Les chiffres parlent d’eux-mêmes : en 2019, 30% des femmes déclarent avoir été harcelées ou agressées sexuellement sur leur lieu de travail (Source : étude Ifop pour la Fondation Jean-Jaurès sur la population des femmes de plus de 18 ans résidant en France, en Italie, en Espagne, en Allemagne et au Royaume-Uni).

A la fois délit puni par le Code pénal et dans l’entreprise par l’article L1153-1 du Code du travail, le harcèlement sexuel dans l’entreprise exige du salarié(e) victime une particulière ténacité et technicité.

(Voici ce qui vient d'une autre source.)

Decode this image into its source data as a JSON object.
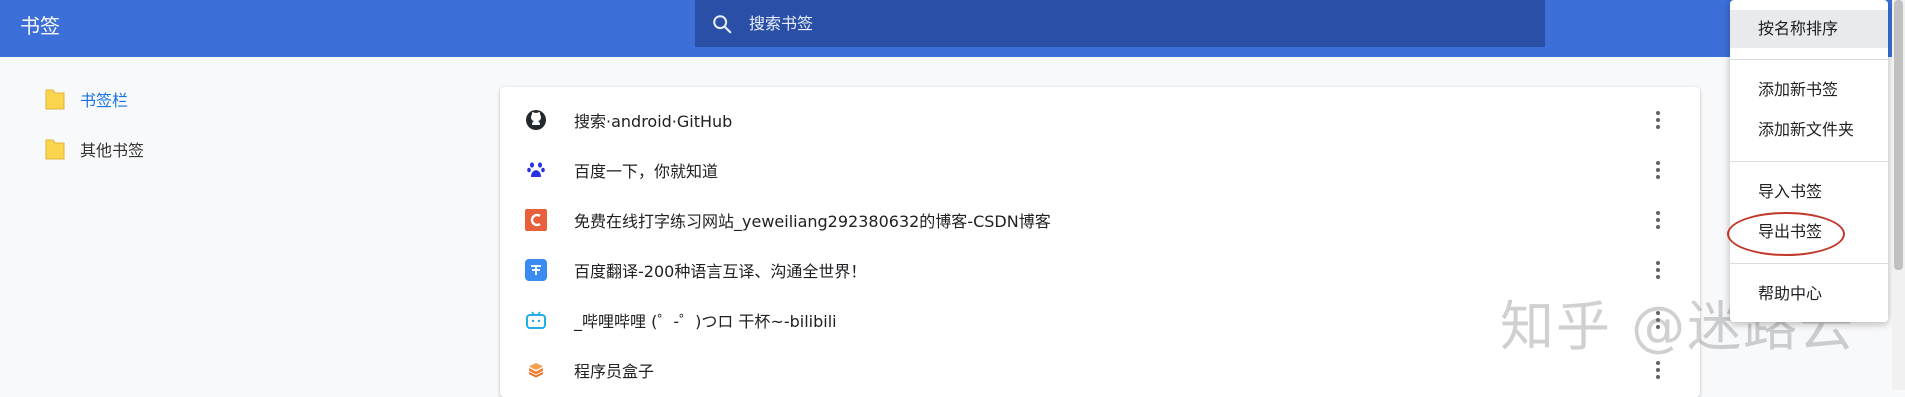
{
  "header": {
    "title": "书签",
    "search_placeholder": "搜索书签"
  },
  "sidebar": {
    "items": [
      {
        "label": "书签栏",
        "active": true
      },
      {
        "label": "其他书签",
        "active": false
      }
    ]
  },
  "bookmarks": [
    {
      "title": "搜索·android·GitHub",
      "icon": "github-icon"
    },
    {
      "title": "百度一下，你就知道",
      "icon": "baidu-paw-icon"
    },
    {
      "title": "免费在线打字练习网站_yeweiliang292380632的博客-CSDN博客",
      "icon": "csdn-c-icon"
    },
    {
      "title": "百度翻译-200种语言互译、沟通全世界！",
      "icon": "translate-icon"
    },
    {
      "title": "_哔哩哔哩 (゜-゜)つロ 干杯~-bilibili",
      "icon": "bilibili-tv-icon"
    },
    {
      "title": "程序员盒子",
      "icon": "box-icon"
    }
  ],
  "menu": {
    "items": {
      "sort": "按名称排序",
      "add_bookmark": "添加新书签",
      "add_folder": "添加新文件夹",
      "import": "导入书签",
      "export": "导出书签",
      "help": "帮助中心"
    }
  },
  "watermark": "知乎 @迷路云",
  "colors": {
    "topbar": "#3c6fd8",
    "search_bg": "#2a4fa7",
    "accent": "#1a73e8",
    "highlight_circle": "#c0392b"
  }
}
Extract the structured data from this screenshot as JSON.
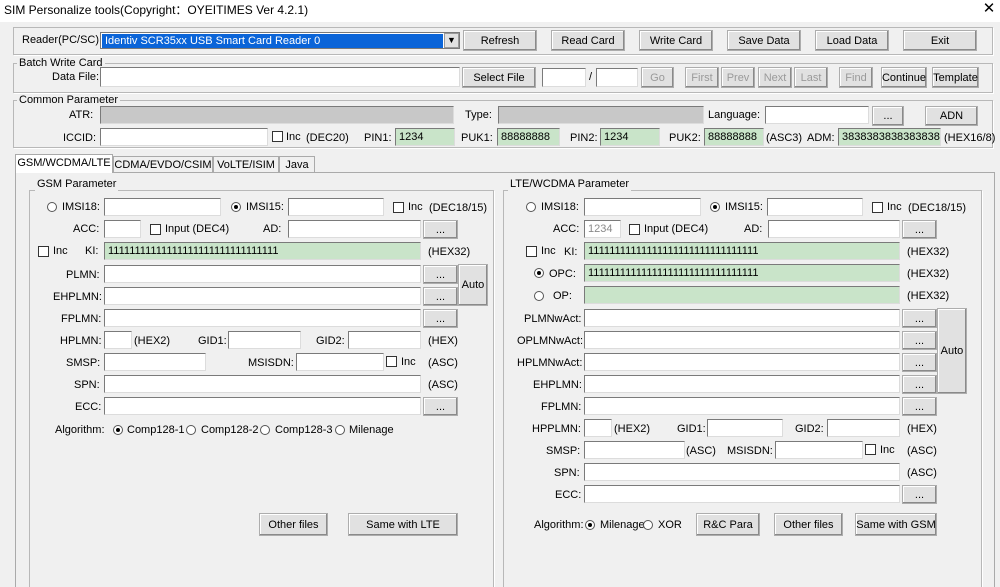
{
  "window": {
    "title": "SIM Personalize tools(Copyright：OYEITIMES Ver 4.2.1)",
    "close_glyph": "✕"
  },
  "reader": {
    "label": "Reader(PC/SC):",
    "selected": "Identiv SCR35xx USB Smart Card Reader 0",
    "dropdown_glyph": "▼"
  },
  "toolbar": {
    "refresh": "Refresh",
    "read_card": "Read Card",
    "write_card": "Write Card",
    "save_data": "Save Data",
    "load_data": "Load Data",
    "exit": "Exit"
  },
  "batch": {
    "group_label": "Batch Write Card",
    "data_file_label": "Data File:",
    "data_file_value": "",
    "select_file": "Select File",
    "page_current": "",
    "page_sep": "/",
    "page_total": "",
    "go": "Go",
    "first": "First",
    "prev": "Prev",
    "next": "Next",
    "last": "Last",
    "find": "Find",
    "continue": "Continue",
    "template": "Template"
  },
  "common": {
    "group_label": "Common Parameter",
    "atr_label": "ATR:",
    "atr_value": "",
    "type_label": "Type:",
    "type_value": "",
    "language_label": "Language:",
    "language_value": "",
    "ellipsis": "...",
    "adn": "ADN",
    "iccid_label": "ICCID:",
    "iccid_value": "",
    "inc_label": "Inc",
    "dec20": "(DEC20)",
    "pin1_label": "PIN1:",
    "pin1_value": "1234",
    "puk1_label": "PUK1:",
    "puk1_value": "88888888",
    "pin2_label": "PIN2:",
    "pin2_value": "1234",
    "puk2_label": "PUK2:",
    "puk2_value": "88888888",
    "asc3": "(ASC3)",
    "adm_label": "ADM:",
    "adm_value": "3838383838383838",
    "hex16_8": "(HEX16/8)"
  },
  "tabs": [
    "GSM/WCDMA/LTE",
    "CDMA/EVDO/CSIM",
    "VoLTE/ISIM",
    "Java"
  ],
  "gsm": {
    "group_label": "GSM Parameter",
    "imsi18_label": "IMSI18:",
    "imsi18_value": "",
    "imsi15_label": "IMSI15:",
    "imsi15_value": "",
    "inc": "Inc",
    "dec18_15": "(DEC18/15)",
    "acc_label": "ACC:",
    "acc_value": "",
    "input_dec4": "Input (DEC4)",
    "ad_label": "AD:",
    "ad_value": "",
    "ki_label": "KI:",
    "ki_value": "11111111111111111111111111111111",
    "hex32": "(HEX32)",
    "plmn_label": "PLMN:",
    "ehplmn_label": "EHPLMN:",
    "fplmn_label": "FPLMN:",
    "auto": "Auto",
    "hplmn_label": "HPLMN:",
    "hex2": "(HEX2)",
    "gid1_label": "GID1:",
    "gid2_label": "GID2:",
    "hex": "(HEX)",
    "smsp_label": "SMSP:",
    "msisdn_label": "MSISDN:",
    "asc": "(ASC)",
    "spn_label": "SPN:",
    "ecc_label": "ECC:",
    "algorithm_label": "Algorithm:",
    "alg1": "Comp128-1",
    "alg2": "Comp128-2",
    "alg3": "Comp128-3",
    "alg4": "Milenage",
    "other_files": "Other files",
    "same_with_lte": "Same with LTE",
    "ellipsis": "..."
  },
  "lte": {
    "group_label": "LTE/WCDMA Parameter",
    "imsi18_label": "IMSI18:",
    "imsi15_label": "IMSI15:",
    "inc": "Inc",
    "dec18_15": "(DEC18/15)",
    "acc_label": "ACC:",
    "acc_value": "1234",
    "input_dec4": "Input (DEC4)",
    "ad_label": "AD:",
    "ki_label": "KI:",
    "ki_value": "11111111111111111111111111111111",
    "hex32": "(HEX32)",
    "opc_label": "OPC:",
    "opc_value": "11111111111111111111111111111111",
    "op_label": "OP:",
    "op_value": "",
    "plmnwact_label": "PLMNwAct:",
    "oplmnwact_label": "OPLMNwAct:",
    "hplmnwact_label": "HPLMNwAct:",
    "ehplmn_label": "EHPLMN:",
    "fplmn_label": "FPLMN:",
    "auto": "Auto",
    "hpplmn_label": "HPPLMN:",
    "hex2": "(HEX2)",
    "gid1_label": "GID1:",
    "gid2_label": "GID2:",
    "hex": "(HEX)",
    "smsp_label": "SMSP:",
    "asc": "(ASC)",
    "msisdn_label": "MSISDN:",
    "spn_label": "SPN:",
    "ecc_label": "ECC:",
    "algorithm_label": "Algorithm:",
    "alg1": "Milenage",
    "alg2": "XOR",
    "rc_para": "R&C Para",
    "other_files": "Other files",
    "same_with_gsm": "Same with GSM",
    "ellipsis": "..."
  }
}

Voici une analyse des dernières décisions favorables aux salariés(es) harcelé(es) sexuellement vous permettant de mieux vous défendre en justice, la rareté de ces décisions les rend d’autant plus pertinentes et utiles à exploiter :

1. La nécessité de preuves écrites [1].

Première espèce : Une Chef de caisse fait l’objet d’un harcèlement sexuel de la part de sa supérieure hiérarchique qu’elle établit par des SMS contestés par l’employeur comme étant des copies incomplètes donc, selon lui, privé de sincérité et qui en raison de « la familiarité réciproque et de la relation ambiguë » de la salariée avec sa responsable excluait tout harcèlement sexuel.

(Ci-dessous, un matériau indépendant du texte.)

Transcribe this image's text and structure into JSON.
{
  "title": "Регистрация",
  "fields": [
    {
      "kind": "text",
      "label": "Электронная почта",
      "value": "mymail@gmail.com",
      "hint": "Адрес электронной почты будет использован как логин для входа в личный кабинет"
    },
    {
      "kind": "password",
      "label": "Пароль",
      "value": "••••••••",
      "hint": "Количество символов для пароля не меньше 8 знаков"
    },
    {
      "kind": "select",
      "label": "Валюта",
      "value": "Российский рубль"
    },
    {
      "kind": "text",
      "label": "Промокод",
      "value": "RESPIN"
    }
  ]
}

La Cour de Cassation écarte son argumentation et confirme l’arrêt d’appel qui a souverainement constaté

« que la salariée avait été destinataire de centaines de SMS adressés par sa supérieure hiérarchique, contenant des propos à connotation sexuelle ainsi que des pressions répétées exercées dans le but d’obtenir un acte de nature sexuelle, lesquelles étaient matérialisées par des insultes et menaces, et d’autre part que la salariée avait demandé à de multiples reprises à l’intéressée d’arrêter ces envois ».

Seconde espèce : Une caissière vendeuse unique salariée d’un employeur harcelant sexuel avait conservé un échange de texto avec celui-ci dans lequel un échange ambigu : « Alors chérie, il est bon ton petit café avec des émoticônes ». Réponse de la salariée « excellent, je vous en ramène un… avec un émoticône ». Et réponse du supérieur : « avec tout ce qu’il va avec !!! avec des émoticônes ».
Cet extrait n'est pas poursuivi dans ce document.